Aber es gibt auch immer Menschen, die vieles nur zum Teil oder gar nicht erledigt haben. Es mag vielerlei Gründe dafür geben. Diese Geschichte geht um Ming, die junge Mutter hat das ganz große Los gezogen. Sie hat noch nicht alle Geschenke beisammen, eingepackt sind sie sowieso noch nicht. Der Essensplan für die Feiertage steht nur so halbwegs. Aber die Zeit drängt.

„Okay, können wir jetzt mal bitte alle an einem Strang ziehen? Ich weiß, es ist alles stressig, aber ich muss jetzt wissen, was wir Essen wollen."

„Am ersten Weihnachtstag wolltest du doch...", fängt ihr Mann Diego an, aber Ming unterbricht ihn sofort.

„Ja, da mache ich den veganen Braten. Dafür müsste ich auch schon alles haben, es geht mir jetzt aber um Heiligabend und den zweiten Weihnachtstag."

Lio, ihr älterer Sohn, puhlt an der Tischkante rum und starrt darauf, als hätte er seiner Mutter gar nicht zugehört. Dan, der jüngere Sohn, scheint tatsächlich zu überlegen.

„Bei meinem Freund Freddy gibt es Würstchen!"

„Ich bin nur leider nicht gut darin, Kartoffelsalat zu machen und der Gekaufte schmeckt furchtbar. Tut mir leid, mein Schatz, daraus wird nichts. Aber ich setze die veganen Wiener als Alternative auf meine Liste, ja?"
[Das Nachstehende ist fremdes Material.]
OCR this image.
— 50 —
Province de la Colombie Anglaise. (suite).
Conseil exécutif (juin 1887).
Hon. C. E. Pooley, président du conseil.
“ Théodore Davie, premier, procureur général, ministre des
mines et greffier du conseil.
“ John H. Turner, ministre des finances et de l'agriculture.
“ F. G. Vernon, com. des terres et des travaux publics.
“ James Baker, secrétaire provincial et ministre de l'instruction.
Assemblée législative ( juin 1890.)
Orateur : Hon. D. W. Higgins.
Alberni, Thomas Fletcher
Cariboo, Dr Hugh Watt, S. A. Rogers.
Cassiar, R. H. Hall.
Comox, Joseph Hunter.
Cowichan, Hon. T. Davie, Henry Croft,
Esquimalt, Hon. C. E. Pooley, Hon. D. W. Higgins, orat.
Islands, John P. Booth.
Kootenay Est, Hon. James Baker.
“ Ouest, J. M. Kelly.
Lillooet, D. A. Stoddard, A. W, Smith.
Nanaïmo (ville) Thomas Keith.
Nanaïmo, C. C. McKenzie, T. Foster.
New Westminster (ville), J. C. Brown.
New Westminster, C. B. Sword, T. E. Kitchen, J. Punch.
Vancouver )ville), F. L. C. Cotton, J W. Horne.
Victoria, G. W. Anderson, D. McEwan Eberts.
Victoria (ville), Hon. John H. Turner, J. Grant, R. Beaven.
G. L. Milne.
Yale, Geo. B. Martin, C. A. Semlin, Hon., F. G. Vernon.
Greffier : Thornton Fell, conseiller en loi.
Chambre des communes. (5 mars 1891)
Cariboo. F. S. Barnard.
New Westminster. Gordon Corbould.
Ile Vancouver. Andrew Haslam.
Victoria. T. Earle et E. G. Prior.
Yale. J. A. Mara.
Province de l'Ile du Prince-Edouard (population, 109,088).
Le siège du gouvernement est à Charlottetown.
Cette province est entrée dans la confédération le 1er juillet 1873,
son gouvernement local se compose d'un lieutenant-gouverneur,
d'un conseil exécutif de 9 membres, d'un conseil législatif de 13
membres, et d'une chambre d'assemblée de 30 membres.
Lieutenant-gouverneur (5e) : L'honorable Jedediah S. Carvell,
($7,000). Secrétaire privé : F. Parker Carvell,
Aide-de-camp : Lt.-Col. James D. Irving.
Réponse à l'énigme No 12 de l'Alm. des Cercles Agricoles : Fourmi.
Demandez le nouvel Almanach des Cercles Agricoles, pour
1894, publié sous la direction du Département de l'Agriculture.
„Ich habe jetzt wirklich keine Ahnung, kannst du mich das später fragen? Wir haben doch grade erst gegessen", meint Diego und will schon vom Tisch aufstehen.

„Hinsetzen. Wir klären das jetzt."

Es dauert lange, bis sie sich endlich einigen können. Nichtsdestotrotz muss Ming jetzt schon mal das Wichtigste einkaufen. Am Freitag hat sie einfach keine mehr dazu, einen Großeinkauf zu starten. Am liebsten würde sie alleine fahren, das geht am schnellsten. Aber Dan will unbedingt mit und ihr helfen.

„Schau mal, mein Schatz, wenn du hier bleibst, kannst du spielen oder dir ein Hörbuch anhören."

„Ich will aber mit Mama!", brüllt der grade erst Fünfjährige.

Also kommt Ming nicht los, sondern muss erst einmal diesen Wutanfall begleiten und dem Jungen immer und immer wieder erklären, warum es jetzt besser ist, wenn die Mama alleine fährt und verspricht ihm hoch und heilig, dass er beim nächsten Einkauf wieder mitkommen darf. Kinder, ein Segen. Lio gibt seiner Mutter den fertigen Einkaufszettel, er hat noch ein paar Dinge ergänzt, die Ming in Gedanken sofort wieder streicht. Sie haben schon genug Weihnachtssüßigkeiten.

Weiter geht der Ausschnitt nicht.